(This is the third entry in a 4-part series of posts associated with the book “The Four Agreements: A Practical Guide to Personal Freedom” by Don Miguel Ruiz.)
In my last post we looked into the 2nd agreement, “Don’t take anything personally“, which is discussed in the book entitled: “The Four Agreements: A Practical Guide to Personal Freedom” by Don Miguel Ruiz. This book was introduced in my first post in this series. The book speaks to a code of conduct for attaining personal freedom and true happiness.
To revisit, Don Miguel Ruiz states the four agreements as:
- Be impeccable with your word
- Don’t take anything personally
- Don’t make assumptions
- Always do your best
In this post we are going to look more closely into the third agreement: “Don’t make assumptions”. In this book Ruiz elaborates on the third agreement with the following passage:
Find the courage to ask questions and to express what you really want. Communicate with others as clearly as you can to avoid misunderstandings, sadness, and drama. With just this one agreement, you can completely transform your life.
I think this agreement is key in living our lives because assuming something is true can take you down a very wrong path. I have a life example of someone making an assumption which turned out to be very wrong. It happened with my daughter. Years ago, when she was about 10 years old, she decided to audition for a role in a local production of “Annie”. She was very nervous about auditioning as this was her first time. She has an excellent voice so we were thinking that she would at the least get a role singing background in the show. So the day came and she went into the audition room and my wife and I waited outside the door. We were able to hear her singing from where we were and she sounded great. She sang the song “The sun will come out tomorrow” (big shocker huh?) for the audition. She then came out of the audition room and immediately started crying. We were surprised because everything sounded great to us from outside the room. She stated that she thought that the stage director and the musical director laughed at her because she forgot one of the lines during the song. We didn’t know anything about her forgetting a line until she told us.

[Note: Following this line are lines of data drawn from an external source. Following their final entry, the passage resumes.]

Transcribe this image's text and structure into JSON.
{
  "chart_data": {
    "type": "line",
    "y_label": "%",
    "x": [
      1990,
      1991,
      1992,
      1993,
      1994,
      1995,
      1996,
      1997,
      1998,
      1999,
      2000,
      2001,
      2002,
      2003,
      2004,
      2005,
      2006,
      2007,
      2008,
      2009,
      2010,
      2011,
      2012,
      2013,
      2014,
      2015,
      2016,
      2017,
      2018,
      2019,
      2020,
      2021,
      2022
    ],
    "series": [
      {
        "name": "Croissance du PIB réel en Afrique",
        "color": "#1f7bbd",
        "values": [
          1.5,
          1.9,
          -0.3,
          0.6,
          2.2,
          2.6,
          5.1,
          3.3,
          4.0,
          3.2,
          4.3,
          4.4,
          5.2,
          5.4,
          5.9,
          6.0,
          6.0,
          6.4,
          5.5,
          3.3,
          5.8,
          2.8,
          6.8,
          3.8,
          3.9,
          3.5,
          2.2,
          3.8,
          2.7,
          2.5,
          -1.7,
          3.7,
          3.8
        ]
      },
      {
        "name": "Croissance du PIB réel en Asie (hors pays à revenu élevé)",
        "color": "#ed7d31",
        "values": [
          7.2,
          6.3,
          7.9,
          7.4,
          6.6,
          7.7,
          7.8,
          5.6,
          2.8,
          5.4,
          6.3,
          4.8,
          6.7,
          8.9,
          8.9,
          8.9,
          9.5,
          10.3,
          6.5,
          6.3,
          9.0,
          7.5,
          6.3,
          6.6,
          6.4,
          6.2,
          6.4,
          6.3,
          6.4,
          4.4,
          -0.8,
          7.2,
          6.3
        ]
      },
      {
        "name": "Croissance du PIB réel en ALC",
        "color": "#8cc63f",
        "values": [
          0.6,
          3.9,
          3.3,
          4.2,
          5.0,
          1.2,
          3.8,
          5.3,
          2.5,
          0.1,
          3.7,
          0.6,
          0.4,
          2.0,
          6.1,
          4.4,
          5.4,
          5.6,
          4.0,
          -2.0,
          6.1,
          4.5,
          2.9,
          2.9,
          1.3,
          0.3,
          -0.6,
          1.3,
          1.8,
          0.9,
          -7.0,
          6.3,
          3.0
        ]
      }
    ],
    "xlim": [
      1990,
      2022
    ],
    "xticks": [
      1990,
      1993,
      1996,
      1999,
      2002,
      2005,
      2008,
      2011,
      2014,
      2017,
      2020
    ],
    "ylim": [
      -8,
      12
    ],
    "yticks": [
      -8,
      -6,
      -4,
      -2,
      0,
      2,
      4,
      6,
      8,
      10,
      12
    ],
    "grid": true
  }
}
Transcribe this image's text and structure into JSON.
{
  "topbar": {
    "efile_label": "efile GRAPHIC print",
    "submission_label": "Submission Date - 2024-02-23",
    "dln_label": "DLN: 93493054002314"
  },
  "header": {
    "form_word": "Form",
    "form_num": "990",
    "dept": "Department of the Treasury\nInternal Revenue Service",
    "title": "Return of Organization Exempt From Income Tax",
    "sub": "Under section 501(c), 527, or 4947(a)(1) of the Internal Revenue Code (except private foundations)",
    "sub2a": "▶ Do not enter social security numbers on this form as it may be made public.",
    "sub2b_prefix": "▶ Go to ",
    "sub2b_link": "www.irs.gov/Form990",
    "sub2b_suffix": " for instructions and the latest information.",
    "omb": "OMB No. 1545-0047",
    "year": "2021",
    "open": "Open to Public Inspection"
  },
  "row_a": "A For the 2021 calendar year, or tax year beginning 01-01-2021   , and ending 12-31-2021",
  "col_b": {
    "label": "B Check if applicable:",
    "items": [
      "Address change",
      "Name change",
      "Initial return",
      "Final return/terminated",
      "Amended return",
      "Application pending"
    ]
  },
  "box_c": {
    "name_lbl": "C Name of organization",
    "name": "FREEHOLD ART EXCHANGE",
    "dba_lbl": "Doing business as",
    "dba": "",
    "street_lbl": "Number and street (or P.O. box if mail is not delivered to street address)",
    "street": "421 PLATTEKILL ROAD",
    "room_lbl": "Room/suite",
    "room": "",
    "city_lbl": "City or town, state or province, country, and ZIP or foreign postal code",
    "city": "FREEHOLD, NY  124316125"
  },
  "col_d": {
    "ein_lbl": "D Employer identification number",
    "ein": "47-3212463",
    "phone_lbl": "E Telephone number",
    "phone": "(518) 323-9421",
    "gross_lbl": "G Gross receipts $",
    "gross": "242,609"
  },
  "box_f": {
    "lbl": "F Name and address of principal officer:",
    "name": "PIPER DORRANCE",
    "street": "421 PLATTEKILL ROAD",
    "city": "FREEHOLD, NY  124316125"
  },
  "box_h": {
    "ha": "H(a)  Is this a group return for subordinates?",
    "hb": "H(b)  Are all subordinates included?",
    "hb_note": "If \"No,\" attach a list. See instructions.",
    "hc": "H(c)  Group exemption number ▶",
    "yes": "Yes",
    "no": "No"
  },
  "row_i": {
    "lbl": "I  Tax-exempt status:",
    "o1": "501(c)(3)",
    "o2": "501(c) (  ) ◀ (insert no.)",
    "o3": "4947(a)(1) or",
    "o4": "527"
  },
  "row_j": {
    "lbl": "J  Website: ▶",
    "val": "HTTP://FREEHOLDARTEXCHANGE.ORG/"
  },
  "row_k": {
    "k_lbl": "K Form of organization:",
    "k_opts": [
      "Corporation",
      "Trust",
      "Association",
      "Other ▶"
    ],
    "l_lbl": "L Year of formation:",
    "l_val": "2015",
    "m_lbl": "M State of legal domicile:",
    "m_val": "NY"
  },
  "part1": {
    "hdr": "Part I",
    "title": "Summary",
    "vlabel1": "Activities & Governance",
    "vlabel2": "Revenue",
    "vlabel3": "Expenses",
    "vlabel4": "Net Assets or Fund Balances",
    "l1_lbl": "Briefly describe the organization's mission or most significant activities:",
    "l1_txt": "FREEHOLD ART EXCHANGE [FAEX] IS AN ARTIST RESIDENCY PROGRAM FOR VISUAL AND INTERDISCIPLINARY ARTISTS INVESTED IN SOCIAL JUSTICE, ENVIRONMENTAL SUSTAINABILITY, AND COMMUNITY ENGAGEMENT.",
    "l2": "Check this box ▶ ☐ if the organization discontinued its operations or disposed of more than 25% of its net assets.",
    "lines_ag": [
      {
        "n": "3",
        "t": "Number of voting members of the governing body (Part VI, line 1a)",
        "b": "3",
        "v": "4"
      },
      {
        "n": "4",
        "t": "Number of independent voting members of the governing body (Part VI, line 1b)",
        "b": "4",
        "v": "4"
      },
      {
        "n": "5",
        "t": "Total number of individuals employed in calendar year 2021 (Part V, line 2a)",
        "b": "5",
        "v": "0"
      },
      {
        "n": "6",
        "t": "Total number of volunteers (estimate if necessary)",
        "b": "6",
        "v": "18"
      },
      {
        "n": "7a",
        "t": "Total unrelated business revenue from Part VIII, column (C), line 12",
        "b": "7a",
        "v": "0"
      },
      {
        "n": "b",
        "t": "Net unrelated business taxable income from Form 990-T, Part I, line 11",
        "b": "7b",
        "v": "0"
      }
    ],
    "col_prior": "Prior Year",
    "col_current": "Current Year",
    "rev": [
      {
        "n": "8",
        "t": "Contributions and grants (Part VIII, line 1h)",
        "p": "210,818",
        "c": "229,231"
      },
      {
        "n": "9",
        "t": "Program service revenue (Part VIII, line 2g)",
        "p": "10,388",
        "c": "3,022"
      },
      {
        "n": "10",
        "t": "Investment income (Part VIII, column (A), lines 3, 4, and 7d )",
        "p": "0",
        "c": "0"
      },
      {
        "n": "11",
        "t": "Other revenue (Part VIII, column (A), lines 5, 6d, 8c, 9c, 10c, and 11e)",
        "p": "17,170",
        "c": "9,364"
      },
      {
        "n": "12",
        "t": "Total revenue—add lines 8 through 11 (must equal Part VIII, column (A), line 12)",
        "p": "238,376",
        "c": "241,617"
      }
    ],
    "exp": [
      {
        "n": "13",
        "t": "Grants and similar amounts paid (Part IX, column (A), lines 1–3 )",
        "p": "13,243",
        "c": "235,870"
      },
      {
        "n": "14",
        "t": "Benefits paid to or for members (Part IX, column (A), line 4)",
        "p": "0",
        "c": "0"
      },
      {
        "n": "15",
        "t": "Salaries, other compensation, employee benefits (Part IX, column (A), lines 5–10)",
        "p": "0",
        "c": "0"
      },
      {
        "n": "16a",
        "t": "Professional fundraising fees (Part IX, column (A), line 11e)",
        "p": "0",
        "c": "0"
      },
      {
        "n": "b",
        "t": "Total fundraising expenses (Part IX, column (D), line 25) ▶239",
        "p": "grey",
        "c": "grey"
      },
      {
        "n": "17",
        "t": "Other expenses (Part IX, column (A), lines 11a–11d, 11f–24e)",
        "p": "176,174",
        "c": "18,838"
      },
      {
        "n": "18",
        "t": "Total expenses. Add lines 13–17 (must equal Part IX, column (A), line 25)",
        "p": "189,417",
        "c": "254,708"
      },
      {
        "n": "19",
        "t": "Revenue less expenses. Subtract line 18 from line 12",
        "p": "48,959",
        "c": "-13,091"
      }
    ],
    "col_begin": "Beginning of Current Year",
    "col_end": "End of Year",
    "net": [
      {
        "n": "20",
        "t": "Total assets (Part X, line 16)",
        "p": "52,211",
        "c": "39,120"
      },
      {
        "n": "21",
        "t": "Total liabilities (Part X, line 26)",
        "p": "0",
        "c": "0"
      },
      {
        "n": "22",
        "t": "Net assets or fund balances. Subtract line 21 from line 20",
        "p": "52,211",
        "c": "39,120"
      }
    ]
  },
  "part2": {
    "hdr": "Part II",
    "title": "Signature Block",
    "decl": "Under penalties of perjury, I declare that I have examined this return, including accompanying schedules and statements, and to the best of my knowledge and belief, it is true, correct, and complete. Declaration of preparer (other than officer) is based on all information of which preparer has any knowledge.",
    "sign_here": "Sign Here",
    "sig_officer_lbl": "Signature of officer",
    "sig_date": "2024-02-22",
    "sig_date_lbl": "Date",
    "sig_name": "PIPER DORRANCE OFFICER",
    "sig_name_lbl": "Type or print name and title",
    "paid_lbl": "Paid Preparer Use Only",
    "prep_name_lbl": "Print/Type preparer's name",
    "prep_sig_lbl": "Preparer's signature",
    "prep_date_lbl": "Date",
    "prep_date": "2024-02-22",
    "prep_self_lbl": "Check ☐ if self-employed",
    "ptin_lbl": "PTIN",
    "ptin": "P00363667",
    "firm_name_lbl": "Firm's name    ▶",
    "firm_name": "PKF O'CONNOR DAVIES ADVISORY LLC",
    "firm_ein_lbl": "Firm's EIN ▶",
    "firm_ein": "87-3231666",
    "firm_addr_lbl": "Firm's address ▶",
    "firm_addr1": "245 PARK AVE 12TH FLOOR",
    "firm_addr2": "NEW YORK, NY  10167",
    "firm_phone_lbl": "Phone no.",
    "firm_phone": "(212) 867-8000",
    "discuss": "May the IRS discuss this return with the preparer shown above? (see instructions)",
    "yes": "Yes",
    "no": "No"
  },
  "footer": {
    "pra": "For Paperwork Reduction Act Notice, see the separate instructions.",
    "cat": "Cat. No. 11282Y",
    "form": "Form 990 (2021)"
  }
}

It took us a while to calm her down in the car after the audition and we decided to take her out for lunch to help her feel a little better. Now here comes the kicker! The next day we get a call from the stage director and he tells my wife that they would like my daughter to play the lead role of Annie! My wife is perplexed, to say the least, so she tells him about the fact that our daughter was convinced that they were laughing at her when she flubbed a line in the song. He thought for a second and then told my wife what probably happened. When they heard my daughter sing for the first time they knew then and there that she was the one they were looking for the play Annie. So the stage director and the musical director looked at each other and smiled. This was perceived by my daughter as “laughing at her”. Making an assumption in this situation was totally off-base. I realize that this is a young child under emotional circumstances but I bet that some of you out there have had similar experiences where you made assumptions and they turned out to be way off the mark.
Ruiz talks about communicating with others as clearly as you can to avoid misunderstandings, sadness, and drama. I am clearly guilty of making assumptions without having all of the facts. We can all avoid some drama in our lives if we heed Ruiz’s advice as it relates to making assumptions. As far as I’m concerned, the less drama the better.